Key points noted by the PR in its report (which is perhaps indicative of the manner in which the PR will approach future cases) are:

  1. Speed: The PR acknowledges that it "could have been quicker and more proactive by engaging with the trustees without waiting for all internal reviews to be completed given the significant weakening of covenant and the very long recovery plan that was submitted".

  2. Funding and valuation matters: The PR notes that the schemes underwent several valuation cycles and that this could have been improved by focus on "the timeliness of [its] engagement and the clarity of [its] communications". The PR emphasises that it needs to set out clearly and robustly its expectations to pension trustees and sponsoring employers in cases where the affordability of deficit repair contributions is an issue for the employer (in the case of BHS the deficit was £571m). Further the PR will be much faster to take action where the funding plan submitted is late or inadequate, particularly if the plan allows more than 10 years to clear the deficit. The PR can impose funding plans on employers, and has recently issued its first notice to an employer warning of its intention to use this power, as well as confirming that other potential cases are in the pipeline. Under  the section 231 Pensions Act 2004 (“PA”) the PR has the ability to modify future benefit accrual by active members; direct how trustees should calculate the technical provisions; direct the period over which trustees should remedy a failure to meet the statutory funding objective and impose a schedule of contributions.

  3. Information gathering: The report focuses on the "unprecedented" use of the PR’s s 72 PA information gathering powers pursuant to which notices were issued against the main parties involved, as well as their professional advisers, connected parties and "banking and financial entities and individuals". The PR highlights the importance of this power and that “tactics that we suspect are being used to delay or impede an investigation will be dealt with robustly” (failure to comply with a Section 72 request is a criminal offence). 

  4. Additional steps: Finally, in order to promote the PR’s statutory objectives (being the need to protect members’ benefits and to protect the PPF) the PR will take steps to:

    • secure additional funding from the Department for Work and Pensions to address challenges across a number of areas including increasing the frontline resources to undertake higher volumes of casework more quickly and proactively;

    • work more efficiently in a more outcome-focused manner and communicate more clearly and effectively;

    • increase the number of proactive funding cases in order to influence the outcome in advance of valuations being agreed and submitted; and

    • recruit additional staff to PR case teams in support of this proactive casework approach.

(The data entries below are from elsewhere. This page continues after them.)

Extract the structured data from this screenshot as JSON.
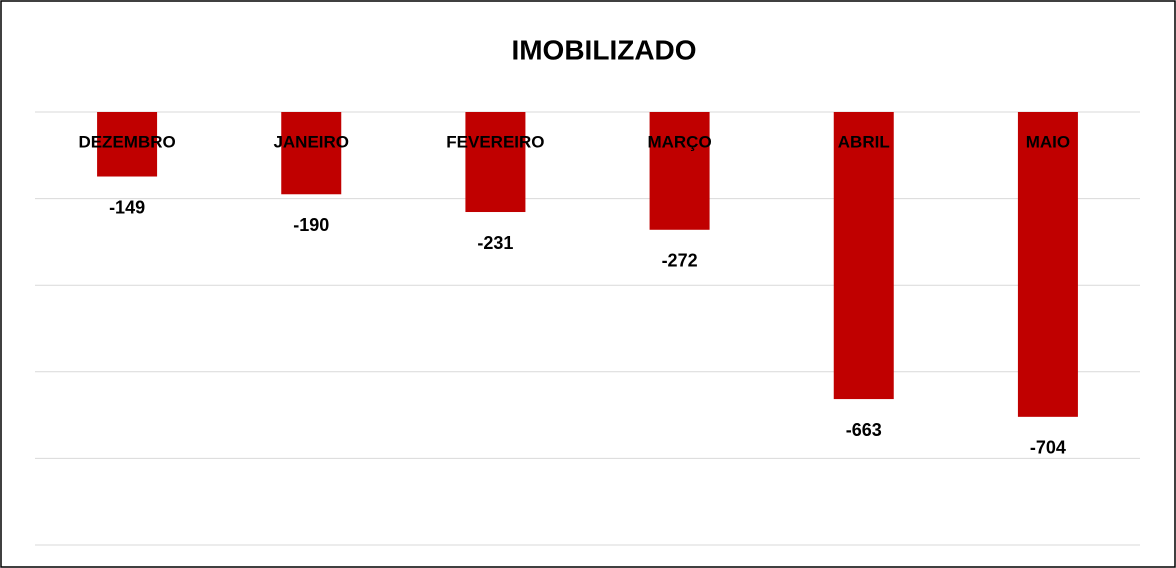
{
  "chart_data": {
    "type": "bar",
    "title": "IMOBILIZADO",
    "categories": [
      "DEZEMBRO",
      "JANEIRO",
      "FEVEREIRO",
      "MARÇO",
      "ABRIL",
      "MAIO"
    ],
    "values": [
      -149,
      -190,
      -231,
      -272,
      -663,
      -704
    ],
    "color": "#c00000",
    "ylim": [
      -1000,
      0
    ],
    "yticks": [
      0,
      -200,
      -400,
      -600,
      -800,
      -1000
    ],
    "grid": true
  }
}
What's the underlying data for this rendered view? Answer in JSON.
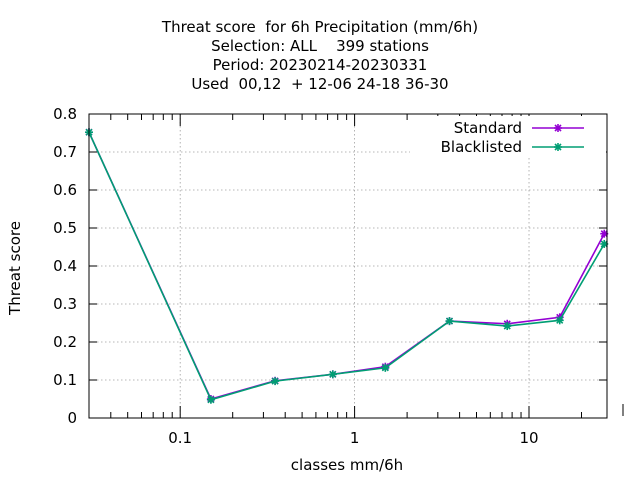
{
  "chart_data": {
    "type": "line",
    "title_lines": [
      "Threat score  for 6h Precipitation (mm/6h)",
      "Selection: ALL    399 stations",
      "Period: 20230214-20230331",
      "Used  00,12  + 12-06 24-18 36-30"
    ],
    "xlabel": "classes mm/6h",
    "ylabel": "Threat score",
    "x_scale": "log",
    "xlim": [
      0.03,
      28
    ],
    "ylim": [
      0,
      0.8
    ],
    "x_ticks": [
      0.1,
      1,
      10
    ],
    "x_tick_labels": [
      "0.1",
      "1",
      "10"
    ],
    "y_ticks": [
      0,
      0.1,
      0.2,
      0.3,
      0.4,
      0.5,
      0.6,
      0.7,
      0.8
    ],
    "y_tick_labels": [
      "0",
      "0.1",
      "0.2",
      "0.3",
      "0.4",
      "0.5",
      "0.6",
      "0.7",
      "0.8"
    ],
    "grid": true,
    "legend_position": "top-right",
    "series": [
      {
        "name": "Standard",
        "color": "#9400d3",
        "x": [
          0.03,
          0.15,
          0.35,
          0.75,
          1.5,
          3.5,
          7.5,
          15,
          27
        ],
        "y": [
          0.752,
          0.05,
          0.098,
          0.115,
          0.135,
          0.255,
          0.248,
          0.265,
          0.485
        ]
      },
      {
        "name": "Blacklisted",
        "color": "#009e73",
        "x": [
          0.03,
          0.15,
          0.35,
          0.75,
          1.5,
          3.5,
          7.5,
          15,
          27
        ],
        "y": [
          0.752,
          0.048,
          0.097,
          0.115,
          0.132,
          0.255,
          0.242,
          0.257,
          0.458
        ]
      }
    ]
  }
}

    B.  Avoidance investigations

    The PR has emphasised that it will not hesitate to investigate, where appropriate, when it suspects that action has been taken to weaken the position of a defined benefit pension scheme. Further, it has said that it is committed to using its statutory powers more often where it believes there is avoidance activity (also known as its "moral hazard" powers which the PR is entitled to enforce in order to limit claims on the PPF).

    The Regulator's moral hazard powers allow it to require extra funds from employers or directors by way of contribution notices, financial support directions (“FSDs”) if such persons have been party to an act or omission that increases the risk of members not receiving their benefits in full. These powers can cover a wide range of scenarios including prioritising dividend payments over pension contributions, or entering into corporate transactions or re-financings which leave the pension scheme reliant on a weaker employer or in a weaker position if the employer goes bust.

    The PR has reiterated that it “takes potential avoidance activity very seriously and recognises the importance of its intervention as a deterrent and to seek redress for members and the PPF”.